Synopses & Reviews
Synopsis
This book is of great interest to all teachers and student teachers who wish to harness the power of drama and story for the purposes of social and moral education and in support of the National Literacy Strategy. It provides documented schemes of work in the form of lesson plans for each of the primary year groups, with clearly defined objectives and criteria for assessment, a step-by-step guidance through the drama work, clear links with individual objectives specified by the National Literacy Strategy, and further classroom activities to support the objectives of a curriculum for social and moral education.
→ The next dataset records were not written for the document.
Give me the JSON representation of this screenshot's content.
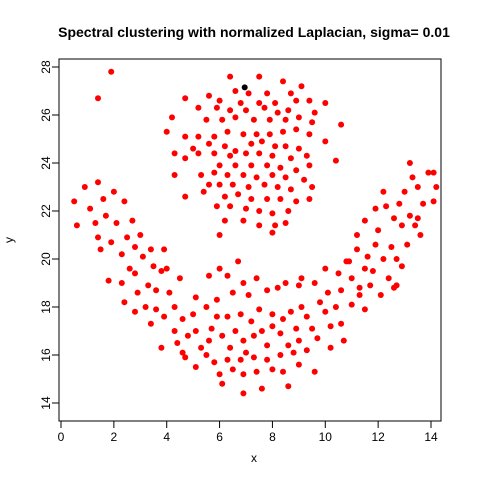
{
  "chart_data": {
    "type": "scatter",
    "title": "Spectral clustering with normalized Laplacian, sigma= 0.01",
    "xlabel": "x",
    "ylabel": "y",
    "xlim": [
      0,
      14.4
    ],
    "ylim": [
      14,
      28.2
    ],
    "xticks": [
      "0",
      "2",
      "4",
      "6",
      "8",
      "10",
      "12",
      "14"
    ],
    "yticks": [
      "14",
      "16",
      "18",
      "20",
      "22",
      "24",
      "26",
      "28"
    ],
    "grid": false,
    "legend": "none",
    "series": [
      {
        "color": "#ff0000",
        "points": [
          [
            1.4,
            26.7
          ],
          [
            1.9,
            27.8
          ],
          [
            6.4,
            27.6
          ],
          [
            7.5,
            27.6
          ],
          [
            8.4,
            27.4
          ],
          [
            9.1,
            27.2
          ],
          [
            6.6,
            27.0
          ],
          [
            7.1,
            26.9
          ],
          [
            7.8,
            26.9
          ],
          [
            8.7,
            26.9
          ],
          [
            5.6,
            26.8
          ],
          [
            4.7,
            26.7
          ],
          [
            6.0,
            26.6
          ],
          [
            6.8,
            26.5
          ],
          [
            7.5,
            26.5
          ],
          [
            8.1,
            26.5
          ],
          [
            8.9,
            26.6
          ],
          [
            9.4,
            26.6
          ],
          [
            10.0,
            26.5
          ],
          [
            5.2,
            26.3
          ],
          [
            5.9,
            26.3
          ],
          [
            6.4,
            26.2
          ],
          [
            7.0,
            26.2
          ],
          [
            7.7,
            26.3
          ],
          [
            8.2,
            26.1
          ],
          [
            8.6,
            26.2
          ],
          [
            9.6,
            26.1
          ],
          [
            4.2,
            25.9
          ],
          [
            5.5,
            25.8
          ],
          [
            6.1,
            25.8
          ],
          [
            6.6,
            25.9
          ],
          [
            7.3,
            25.8
          ],
          [
            7.9,
            25.8
          ],
          [
            8.5,
            25.8
          ],
          [
            9.0,
            25.9
          ],
          [
            9.5,
            25.7
          ],
          [
            10.6,
            25.6
          ],
          [
            4.0,
            25.3
          ],
          [
            4.7,
            25.1
          ],
          [
            5.2,
            25.1
          ],
          [
            5.8,
            25.1
          ],
          [
            6.3,
            25.3
          ],
          [
            6.9,
            25.2
          ],
          [
            7.4,
            25.2
          ],
          [
            7.9,
            25.2
          ],
          [
            8.4,
            25.3
          ],
          [
            8.9,
            25.4
          ],
          [
            9.4,
            25.2
          ],
          [
            4.3,
            24.4
          ],
          [
            5.0,
            24.6
          ],
          [
            5.6,
            24.8
          ],
          [
            6.2,
            24.7
          ],
          [
            6.6,
            24.5
          ],
          [
            7.2,
            24.8
          ],
          [
            7.6,
            24.9
          ],
          [
            8.1,
            24.7
          ],
          [
            8.5,
            24.7
          ],
          [
            9.0,
            24.6
          ],
          [
            10.0,
            24.9
          ],
          [
            5.2,
            24.4
          ],
          [
            5.8,
            24.4
          ],
          [
            6.4,
            24.3
          ],
          [
            7.0,
            24.4
          ],
          [
            7.5,
            24.4
          ],
          [
            8.0,
            24.3
          ],
          [
            8.7,
            24.2
          ],
          [
            9.3,
            24.3
          ],
          [
            10.4,
            24.1
          ],
          [
            4.7,
            24.2
          ],
          [
            6.0,
            23.9
          ],
          [
            6.6,
            23.9
          ],
          [
            7.2,
            23.9
          ],
          [
            7.8,
            23.9
          ],
          [
            8.3,
            23.8
          ],
          [
            8.9,
            23.7
          ],
          [
            9.4,
            23.9
          ],
          [
            4.3,
            23.5
          ],
          [
            5.3,
            23.5
          ],
          [
            5.8,
            23.6
          ],
          [
            6.3,
            23.5
          ],
          [
            6.9,
            23.5
          ],
          [
            7.4,
            23.4
          ],
          [
            8.0,
            23.5
          ],
          [
            8.5,
            23.4
          ],
          [
            9.2,
            23.3
          ],
          [
            5.6,
            23.1
          ],
          [
            6.0,
            23.1
          ],
          [
            6.5,
            23.1
          ],
          [
            7.1,
            23.0
          ],
          [
            7.7,
            23.1
          ],
          [
            8.2,
            23.0
          ],
          [
            8.7,
            22.9
          ],
          [
            9.5,
            23.0
          ],
          [
            4.7,
            22.6
          ],
          [
            5.4,
            22.8
          ],
          [
            6.2,
            22.6
          ],
          [
            6.7,
            22.7
          ],
          [
            7.2,
            22.5
          ],
          [
            7.8,
            22.5
          ],
          [
            8.3,
            22.5
          ],
          [
            8.9,
            22.4
          ],
          [
            9.4,
            22.5
          ],
          [
            5.9,
            22.2
          ],
          [
            6.4,
            22.2
          ],
          [
            7.0,
            22.1
          ],
          [
            7.5,
            22.0
          ],
          [
            8.0,
            21.9
          ],
          [
            8.6,
            22.0
          ],
          [
            6.2,
            21.6
          ],
          [
            6.9,
            21.6
          ],
          [
            7.5,
            21.4
          ],
          [
            8.1,
            21.4
          ],
          [
            8.5,
            21.5
          ],
          [
            8.0,
            21.1
          ],
          [
            0.5,
            22.4
          ],
          [
            0.6,
            21.4
          ],
          [
            0.9,
            23.0
          ],
          [
            1.1,
            22.1
          ],
          [
            1.4,
            23.2
          ],
          [
            1.6,
            22.5
          ],
          [
            1.3,
            21.5
          ],
          [
            1.7,
            21.8
          ],
          [
            1.4,
            20.9
          ],
          [
            2.0,
            22.8
          ],
          [
            2.1,
            21.5
          ],
          [
            1.9,
            20.7
          ],
          [
            1.5,
            20.4
          ],
          [
            2.4,
            22.4
          ],
          [
            2.7,
            21.6
          ],
          [
            2.5,
            20.9
          ],
          [
            2.3,
            20.2
          ],
          [
            1.8,
            19.1
          ],
          [
            2.8,
            20.5
          ],
          [
            2.6,
            19.6
          ],
          [
            3.0,
            21.0
          ],
          [
            3.1,
            20.1
          ],
          [
            2.8,
            19.4
          ],
          [
            3.4,
            20.4
          ],
          [
            3.5,
            19.7
          ],
          [
            3.3,
            18.9
          ],
          [
            3.9,
            20.4
          ],
          [
            3.8,
            19.5
          ],
          [
            3.6,
            18.7
          ],
          [
            2.3,
            19.0
          ],
          [
            2.4,
            18.2
          ],
          [
            2.9,
            18.6
          ],
          [
            3.2,
            18.0
          ],
          [
            2.8,
            17.8
          ],
          [
            3.6,
            17.9
          ],
          [
            4.1,
            18.6
          ],
          [
            4.0,
            19.6
          ],
          [
            4.5,
            19.2
          ],
          [
            4.3,
            18.0
          ],
          [
            3.9,
            17.6
          ],
          [
            3.4,
            17.3
          ],
          [
            4.6,
            17.5
          ],
          [
            4.3,
            17.0
          ],
          [
            3.8,
            16.3
          ],
          [
            4.4,
            16.5
          ],
          [
            4.8,
            16.8
          ],
          [
            4.6,
            16.1
          ],
          [
            5.0,
            17.7
          ],
          [
            5.1,
            18.4
          ],
          [
            5.5,
            18.0
          ],
          [
            5.6,
            19.3
          ],
          [
            6.0,
            19.6
          ],
          [
            5.9,
            18.3
          ],
          [
            6.0,
            21.0
          ],
          [
            6.3,
            19.3
          ],
          [
            6.5,
            18.6
          ],
          [
            6.7,
            19.9
          ],
          [
            6.9,
            19.0
          ],
          [
            7.1,
            18.5
          ],
          [
            7.4,
            19.2
          ],
          [
            7.8,
            18.7
          ],
          [
            8.2,
            18.8
          ],
          [
            8.5,
            19.0
          ],
          [
            9.0,
            18.9
          ],
          [
            9.1,
            19.2
          ],
          [
            9.6,
            19.0
          ],
          [
            10.0,
            19.6
          ],
          [
            10.5,
            19.4
          ],
          [
            10.8,
            19.9
          ],
          [
            11.0,
            19.2
          ],
          [
            11.2,
            20.4
          ],
          [
            11.5,
            19.6
          ],
          [
            11.7,
            18.9
          ],
          [
            5.1,
            17.0
          ],
          [
            5.3,
            16.3
          ],
          [
            5.7,
            17.1
          ],
          [
            5.6,
            16.6
          ],
          [
            5.5,
            16.0
          ],
          [
            5.9,
            17.6
          ],
          [
            6.1,
            16.8
          ],
          [
            6.3,
            17.6
          ],
          [
            6.4,
            16.3
          ],
          [
            6.6,
            17.0
          ],
          [
            6.8,
            17.7
          ],
          [
            6.9,
            16.6
          ],
          [
            7.0,
            16.1
          ],
          [
            7.2,
            17.4
          ],
          [
            7.3,
            16.8
          ],
          [
            7.5,
            17.9
          ],
          [
            7.6,
            17.0
          ],
          [
            7.8,
            16.4
          ],
          [
            8.0,
            17.7
          ],
          [
            8.0,
            17.2
          ],
          [
            8.3,
            16.9
          ],
          [
            8.4,
            17.5
          ],
          [
            8.6,
            16.4
          ],
          [
            8.7,
            17.8
          ],
          [
            8.9,
            17.1
          ],
          [
            9.0,
            16.6
          ],
          [
            9.1,
            18.0
          ],
          [
            9.3,
            17.6
          ],
          [
            9.5,
            17.1
          ],
          [
            9.7,
            16.7
          ],
          [
            9.8,
            18.2
          ],
          [
            10.0,
            17.8
          ],
          [
            10.2,
            17.2
          ],
          [
            10.4,
            18.0
          ],
          [
            10.6,
            17.3
          ],
          [
            10.7,
            16.6
          ],
          [
            10.2,
            16.3
          ],
          [
            5.8,
            15.7
          ],
          [
            6.0,
            15.2
          ],
          [
            6.3,
            15.8
          ],
          [
            6.5,
            15.4
          ],
          [
            6.1,
            14.8
          ],
          [
            6.8,
            15.8
          ],
          [
            6.9,
            15.2
          ],
          [
            6.9,
            14.4
          ],
          [
            7.3,
            15.9
          ],
          [
            7.4,
            15.3
          ],
          [
            7.6,
            14.6
          ],
          [
            7.8,
            15.8
          ],
          [
            8.0,
            15.4
          ],
          [
            8.3,
            16.0
          ],
          [
            8.4,
            15.3
          ],
          [
            8.6,
            14.7
          ],
          [
            8.8,
            16.1
          ],
          [
            9.0,
            15.6
          ],
          [
            9.3,
            16.2
          ],
          [
            9.6,
            15.3
          ],
          [
            5.1,
            15.5
          ],
          [
            4.7,
            15.9
          ],
          [
            10.1,
            18.6
          ],
          [
            10.6,
            18.7
          ],
          [
            11.0,
            18.1
          ],
          [
            11.3,
            18.5
          ],
          [
            11.5,
            17.9
          ],
          [
            11.8,
            19.5
          ],
          [
            11.6,
            20.1
          ],
          [
            11.9,
            20.6
          ],
          [
            12.0,
            21.2
          ],
          [
            12.2,
            20.0
          ],
          [
            12.1,
            18.5
          ],
          [
            12.4,
            19.2
          ],
          [
            12.5,
            20.5
          ],
          [
            12.6,
            21.7
          ],
          [
            12.3,
            22.2
          ],
          [
            12.2,
            22.8
          ],
          [
            12.8,
            22.3
          ],
          [
            12.9,
            21.4
          ],
          [
            12.7,
            20.0
          ],
          [
            12.7,
            18.9
          ],
          [
            13.1,
            20.6
          ],
          [
            13.2,
            21.8
          ],
          [
            13.0,
            22.8
          ],
          [
            13.3,
            23.4
          ],
          [
            13.2,
            24.0
          ],
          [
            13.5,
            23.0
          ],
          [
            13.7,
            22.3
          ],
          [
            13.4,
            21.4
          ],
          [
            13.6,
            21.0
          ],
          [
            13.9,
            23.6
          ],
          [
            14.1,
            22.4
          ],
          [
            14.2,
            23.0
          ],
          [
            14.1,
            23.6
          ],
          [
            11.9,
            22.1
          ],
          [
            11.5,
            21.6
          ],
          [
            11.2,
            21.0
          ],
          [
            11.3,
            18.8
          ],
          [
            12.6,
            18.8
          ],
          [
            10.9,
            19.9
          ],
          [
            12.9,
            19.7
          ],
          [
            13.5,
            21.7
          ]
        ]
      },
      {
        "color": "#000000",
        "points": [
          [
            6.95,
            27.15
          ]
        ]
      }
    ]
  }
}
In proposing an analytical framework for the contribution drama can make to the moral education of children, the author draws upon classroom examples and provides teachers with straightforward guidance to support their own whole-school planning.
Synopsis
First Published in 2000. Since before modern schooling, before literacy itself, stories have been told in every culture not only as a form of entertainment but also as a means of transmitting values from one generation to the next. Narrative story can be seen as one of the fundamental ways in which the human mind interprets and speculates upon the world and translates lived experience into conceptual understanding. Many good stories of whatever genre that do present themselves as vehicles to develop literacy, whether short stories, picture books, traditional tales, recent or classic novels, will very often present equally exciting possibilities for moral learning. This book seeks to help primary teachers use selected stories not only to develop literacy but also to plan for drama work that can harness the potential for social and moral education, itself an area under increasing attention from central government agencies.